We figured you, like us, might be fascinated by hot air balloon installation services and want to learn more about them in the who we are section. Of course, the best way to do this is to personally experience the joys of ballooning!

Seeing the science in action and having our pilots answer any questions you have while truly floating in the air for a once-in-a-lifetime experience is by far our favorite way to learn how hot air balloons function.


A hot air balloon is a one-of-a-kind flying device that operates on the principle that hot air rises. A hot air balloon might be one of two types. Both were created in the late 1800s and are still widely used today.


To gain lift, the ‘Montgolfier’ kind employs fire to heat the air inside the balloon. The next form is a hybrid balloon, which uses heated air in the same way as a regular balloon but also contains a compartment at the top filled with helium or hydrogen gas. A pure gas balloon, which does not require heated air and can only be controlled by dropping ballast or venting the gas, is the third type.

Many long-distance ballooning records have been set with hybrid and gas balloons, which need less fuel to fly aloft for longer periods.


The following items make up a hot air balloon installation service:

  • Envelopes or Balloons

The balloon, sometimes known as an ‘envelope,’ is a fabric bag constructed of durable, light nylon with a mouth opening at one end. Before a flight, the envelope is put out on the ground and partially inflated with cold air from high-powered blowers before being heated with burners to provide the necessary lift.

Passenger-carrying balloons range in size from 77,000 cubic feet (referred to as a ’77’) to 600,000 cubic feet (referred to as a ‘600’). Our ‘400’ Virgin balloon, which stands over 120ft tall once inflated, is the largest passenger balloon.

Although most envelopes have the same ‘inverted tear drop’ shape as ours, several well-known brands have special shape’ hot air balloons for advertising purposes. Most balloons include vents on the top and sides, allowing the pilot to release air or rotate the balloon by tugging specific ropes as needed.

  • Baskets made of hot air balloons

The passenger-carrying balloon basket is linked to the envelope’s bottom by exceptionally strong metal cables. The baskets have strengthened steel frames and are covered in traditional woven wicker that is light, sturdy, and long-lasting.

Balloon baskets range in size from two to twenty-four persons. Our hot air balloons have a capacity of 10 to 16 passengers and are about the size of a large conference table. Minimum and maximum loading capacity for balloons have been established.

Large balloon baskets are normally rectangular and divided into comfortable compartments for three or four persons, providing a spectacular view for everybody. Smooth leather covers the surfaces, and foot openings in the basket’s side allow passengers to climb in and out. Many of our hot air balloon baskets come equipped with bench seats that can be used for landing.

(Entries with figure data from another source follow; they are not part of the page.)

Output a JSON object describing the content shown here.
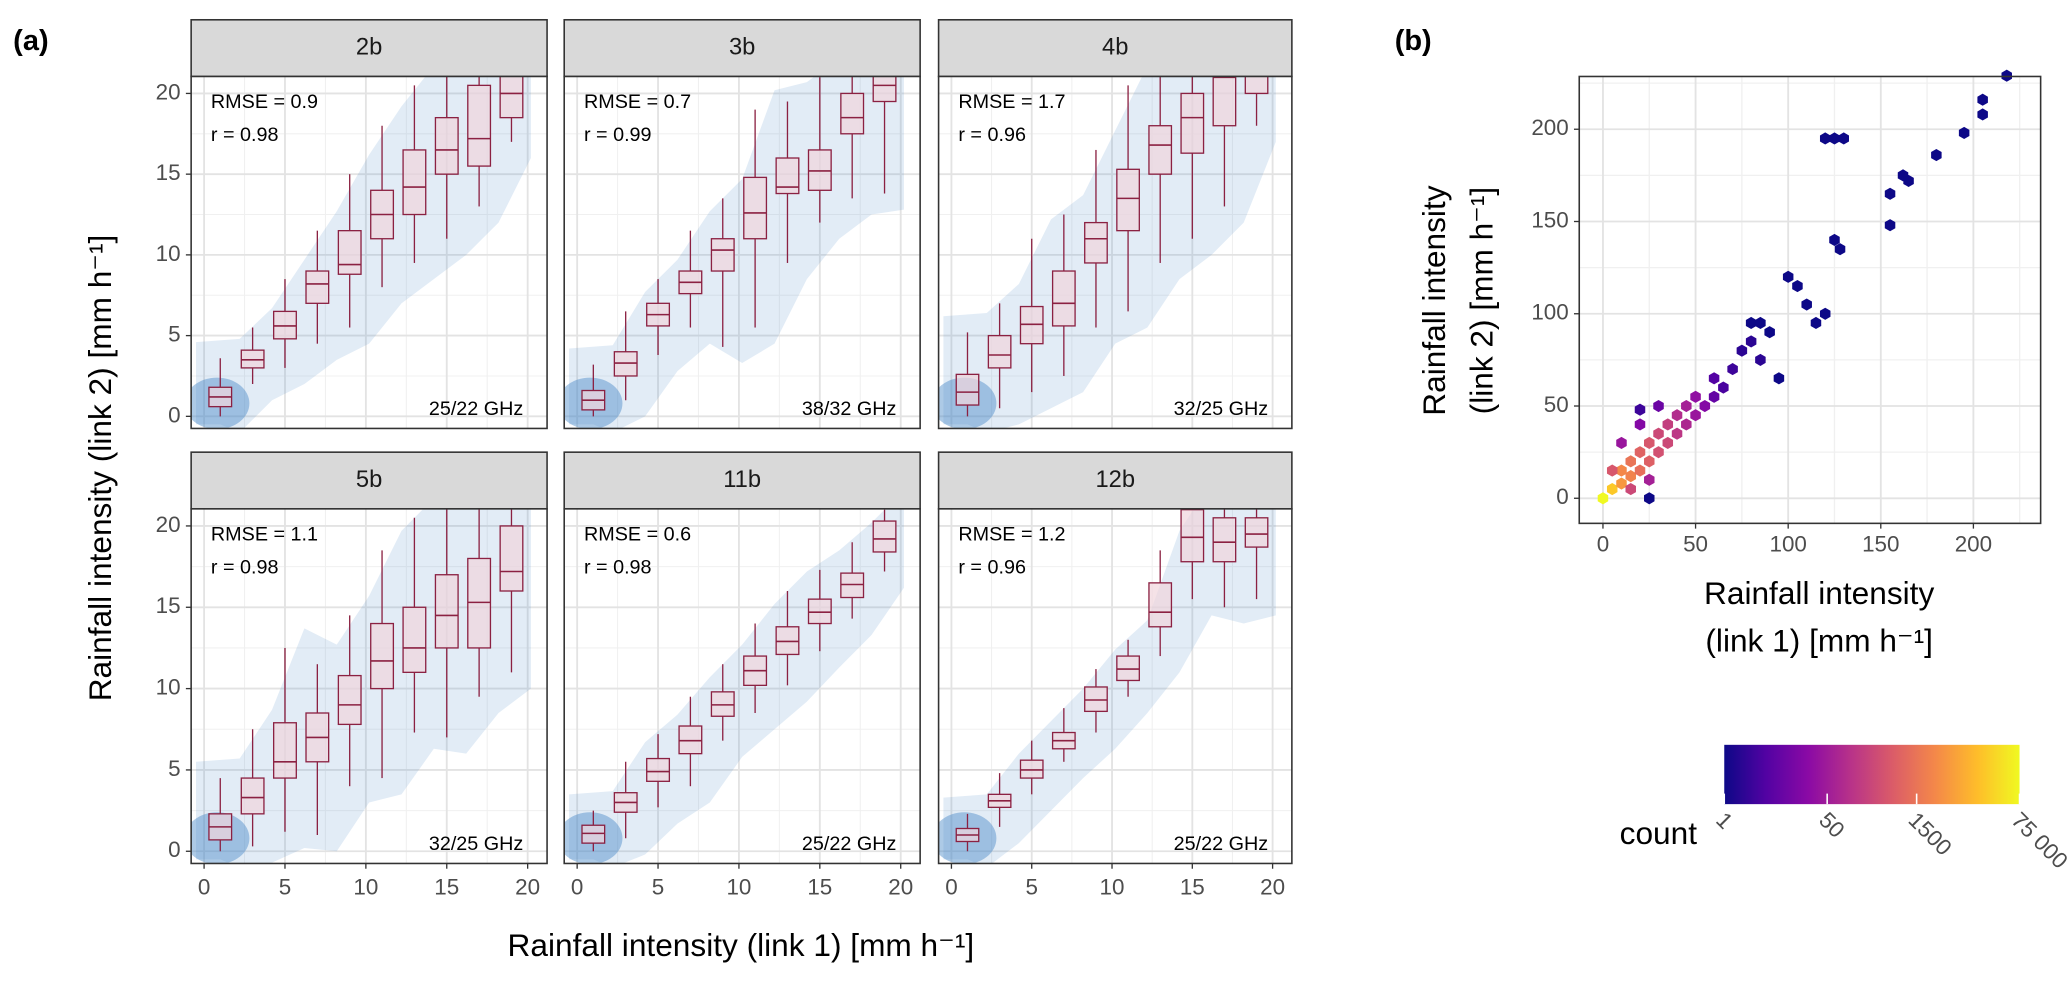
{
  "chart_data": [
    {
      "type": "box",
      "panel_label": "(a)",
      "xlabel": "Rainfall intensity (link 1) [mm h⁻¹]",
      "ylabel": "Rainfall intensity (link 2) [mm h⁻¹]",
      "xlim": [
        -0.8,
        21.2
      ],
      "ylim": [
        -0.75,
        21.05
      ],
      "xticks": [
        0,
        5,
        10,
        15,
        20
      ],
      "yticks": [
        0,
        5,
        10,
        15,
        20
      ],
      "grid": true,
      "x": [
        1,
        3,
        5,
        7,
        9,
        11,
        13,
        15,
        17,
        19
      ],
      "box_color": "#8b2142",
      "point_color": "#4a8ac8",
      "facets": [
        {
          "title": "2b",
          "rmse": "RMSE = 0.9",
          "r": "r = 0.98",
          "frequency": "25/22 GHz",
          "median": [
            1.2,
            3.5,
            5.6,
            8.2,
            9.4,
            12.5,
            14.2,
            16.5,
            17.2,
            20
          ],
          "q1": [
            0.6,
            3.0,
            4.8,
            7.0,
            8.8,
            11,
            12.5,
            15,
            15.5,
            18.5
          ],
          "q3": [
            1.8,
            4.1,
            6.5,
            9.0,
            11.5,
            14,
            16.5,
            18.5,
            20.5,
            21.5
          ],
          "low": [
            0,
            2.0,
            3.0,
            4.5,
            5.5,
            8,
            9.5,
            11,
            13,
            17
          ],
          "high": [
            3.6,
            5.5,
            8.5,
            11.5,
            15,
            18,
            20.5,
            21.5,
            21.5,
            21.5
          ]
        },
        {
          "title": "3b",
          "rmse": "RMSE = 0.7",
          "r": "r = 0.99",
          "frequency": "38/32 GHz",
          "median": [
            1.0,
            3.3,
            6.3,
            8.3,
            10.3,
            12.6,
            14.2,
            15.2,
            18.5,
            20.5
          ],
          "q1": [
            0.4,
            2.5,
            5.6,
            7.6,
            9.0,
            11.0,
            13.8,
            14.0,
            17.5,
            19.5
          ],
          "q3": [
            1.6,
            4.0,
            7.0,
            9.0,
            11.0,
            14.8,
            16.0,
            16.5,
            20.0,
            21.5
          ],
          "low": [
            0,
            1.0,
            3.8,
            5.5,
            4.3,
            5.5,
            9.5,
            12,
            13.5,
            13.8
          ],
          "high": [
            3.2,
            6.5,
            8.5,
            11.5,
            13.5,
            19,
            19.5,
            21,
            21.5,
            22
          ]
        },
        {
          "title": "4b",
          "rmse": "RMSE = 1.7",
          "r": "r = 0.96",
          "frequency": "32/25 GHz",
          "median": [
            1.5,
            3.8,
            5.7,
            7.0,
            11.0,
            13.5,
            16.8,
            18.5,
            21,
            21.5
          ],
          "q1": [
            0.7,
            3.0,
            4.5,
            5.6,
            9.5,
            11.5,
            15.0,
            16.3,
            18,
            20
          ],
          "q3": [
            2.6,
            5.0,
            6.8,
            9.0,
            12.0,
            15.3,
            18.0,
            20.0,
            22,
            22
          ],
          "low": [
            0,
            0.5,
            1.5,
            2.5,
            5.5,
            6.5,
            9.5,
            11,
            13,
            18
          ],
          "high": [
            5.2,
            7.0,
            11.0,
            12.5,
            16.5,
            20.5,
            21.5,
            21.5,
            22,
            22
          ]
        },
        {
          "title": "5b",
          "rmse": "RMSE = 1.1",
          "r": "r = 0.98",
          "frequency": "32/25 GHz",
          "median": [
            1.5,
            3.3,
            5.5,
            7.0,
            9.0,
            11.7,
            12.5,
            14.5,
            15.3,
            17.2
          ],
          "q1": [
            0.7,
            2.3,
            4.5,
            5.5,
            7.8,
            10.0,
            11.0,
            12.5,
            12.5,
            16.0
          ],
          "q3": [
            2.3,
            4.5,
            7.9,
            8.5,
            10.8,
            14.0,
            15.0,
            17.0,
            18.0,
            20.0
          ],
          "low": [
            0,
            0.3,
            1.2,
            1.0,
            4.0,
            4.5,
            7.3,
            7.0,
            9.5,
            11.0
          ],
          "high": [
            4.5,
            7.5,
            12.5,
            11.5,
            14.5,
            18.5,
            20.5,
            21.5,
            22,
            22
          ]
        },
        {
          "title": "11b",
          "rmse": "RMSE = 0.6",
          "r": "r = 0.98",
          "frequency": "25/22 GHz",
          "median": [
            1.1,
            3.0,
            4.9,
            6.8,
            9.0,
            11.1,
            12.9,
            14.7,
            16.4,
            19.2
          ],
          "q1": [
            0.5,
            2.4,
            4.3,
            6.0,
            8.3,
            10.2,
            12.1,
            14.0,
            15.6,
            18.4
          ],
          "q3": [
            1.6,
            3.6,
            5.7,
            7.7,
            9.8,
            12.0,
            13.8,
            15.5,
            17.1,
            20.3
          ],
          "low": [
            0,
            0.8,
            2.7,
            4.0,
            6.8,
            8.5,
            10.2,
            12.3,
            14.3,
            17.2
          ],
          "high": [
            2.5,
            5.5,
            7.2,
            9.5,
            11.5,
            14.0,
            16.0,
            17.3,
            19.0,
            21.0
          ]
        },
        {
          "title": "12b",
          "rmse": "RMSE = 1.2",
          "r": "r = 0.96",
          "frequency": "25/22 GHz",
          "median": [
            1.0,
            3.1,
            5.0,
            6.8,
            9.3,
            11.2,
            14.7,
            19.3,
            19.0,
            19.5
          ],
          "q1": [
            0.6,
            2.7,
            4.5,
            6.3,
            8.6,
            10.5,
            13.8,
            17.8,
            17.8,
            18.7
          ],
          "q3": [
            1.4,
            3.5,
            5.6,
            7.3,
            10.1,
            12.0,
            16.5,
            21,
            20.5,
            20.5
          ],
          "low": [
            0,
            1.5,
            3.5,
            5.5,
            7.3,
            9.5,
            12,
            15.5,
            15,
            15.5
          ],
          "high": [
            2.3,
            4.8,
            6.8,
            8.8,
            11.2,
            13,
            18.5,
            21.5,
            21.5,
            21.5
          ]
        }
      ]
    },
    {
      "type": "hexbin",
      "panel_label": "(b)",
      "xlabel": [
        "Rainfall intensity",
        "(link 1) [mm h⁻¹]"
      ],
      "ylabel": [
        "Rainfall intensity",
        "(link 2) [mm h⁻¹]"
      ],
      "xlim": [
        -12.8,
        236.3
      ],
      "ylim": [
        -13.6,
        228.6
      ],
      "xticks": [
        0,
        50,
        100,
        150,
        200
      ],
      "yticks": [
        0,
        50,
        100,
        150,
        200
      ],
      "grid": true,
      "x": [
        0,
        5,
        10,
        10,
        15,
        15,
        20,
        20,
        25,
        25,
        30,
        30,
        35,
        35,
        40,
        40,
        45,
        45,
        50,
        50,
        55,
        5,
        15,
        25,
        10,
        20,
        30,
        60,
        60,
        65,
        70,
        75,
        80,
        85,
        90,
        80,
        85,
        25,
        20,
        100,
        105,
        110,
        120,
        115,
        120,
        125,
        130,
        125,
        128,
        155,
        155,
        162,
        165,
        180,
        195,
        205,
        205,
        218,
        95
      ],
      "y": [
        0,
        5,
        8,
        15,
        12,
        20,
        15,
        25,
        20,
        30,
        25,
        35,
        30,
        40,
        35,
        45,
        40,
        50,
        45,
        55,
        50,
        15,
        5,
        10,
        30,
        40,
        50,
        55,
        65,
        60,
        70,
        80,
        85,
        75,
        90,
        95,
        95,
        0,
        48,
        120,
        115,
        105,
        100,
        95,
        195,
        195,
        195,
        140,
        135,
        165,
        148,
        175,
        172,
        186,
        198,
        208,
        216,
        229,
        65
      ],
      "counts": [
        75000,
        20000,
        5000,
        3000,
        2500,
        1500,
        1200,
        800,
        700,
        500,
        400,
        300,
        300,
        200,
        150,
        100,
        80,
        60,
        40,
        30,
        20,
        500,
        300,
        60,
        40,
        20,
        10,
        8,
        5,
        4,
        3,
        2,
        2,
        2,
        1,
        1,
        1,
        1,
        3,
        1,
        1,
        1,
        1,
        1,
        1,
        1,
        1,
        1,
        1,
        1,
        1,
        1,
        1,
        1,
        1,
        1,
        1,
        1,
        1
      ],
      "colorbar": {
        "label": "count",
        "lim": [
          1,
          75000
        ],
        "log": true,
        "ticks": [
          1,
          50,
          1500,
          {
            "value": 75000,
            "label": "75 000"
          }
        ],
        "palette": [
          "#0d0887",
          "#5302a3",
          "#8b0aa5",
          "#b83289",
          "#db5c68",
          "#f48849",
          "#febd2a",
          "#f0f921"
        ]
      }
    }
  ]
}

  • Burners for Hot Air Balloons

The burner functions as the balloon’s ‘engine.’ It’s attached to a metal frame that’s attached above the basket and under the envelope’s mouth. The burner burns liquid propane from pressurized gas tanks by mixing it with oxygen. The pilot activates a small valve, which ignites the burner and directs the flame into the balloon’s mouth, heating the air inside.

Our hot air balloon service contains two burners, one of which releases propane more slowly and is hence quieter. When flying over residential areas or livestock, this is known as the ‘whisper burner.’ Our balloons usually feature specially-fitted heat shields beneath the burners to keep things from getting too hot for you (but we still recommend a hat).


Because hot air rises, hot air balloons work. By using the burner to heat the air within the balloon, it becomes lighter than the cooler air outside. The balloon will float upwards as if it were in the water as a result of this. Allowing the air to cool causes the balloon to eventually deflate. The altitude of the balloon is under the control of the pilots, who monitor it with various equipment. Over time, they develop extraordinary anticipating abilities and can typically regulate the descent of a balloon to within centimeters.

Taking Control of a Hot Air Balloon

Because balloons cannot be guided in the traditional sense, they travel in the direction of the wind, which varies depending on altitude. Pilots use this intelligently to change direction by turning to go up or allowing the air to cool to go down, and catching different air streams at various heights.

Pilots can use twisting vents in the balloon’s side to rotate it 360 degrees for a full panoramic view and to make the basket’s broad side lead for landing.

Getting out of a Hot Air Balloon

Planes and helicopters land in predetermined spots, whereas hot air balloons do not. They can’t be guided in the same way (which is why it’s always a thrill!). The balloon is brought to land by the pilots after about an hour in the air on a passenger ride, when they see a safe open spot, usually in the countryside.

All passengers are asked to crouch down in the seated landing posture by the pilot (knees bent, back facing in the direction of travel, and holding ropes provided). The pilot opens the vent at the top of the balloon as the balloon approaches the ground, allowing the heated air to escape.

When the basket hits the ground, there is sometimes a bump or a side, and the basket can tilt over slightly. This is very typical and safe. Balloons have been landing this way for almost two centuries, and modern balloon baskets are made for it. Most people love the excitement after a peaceful hour or so among the clouds.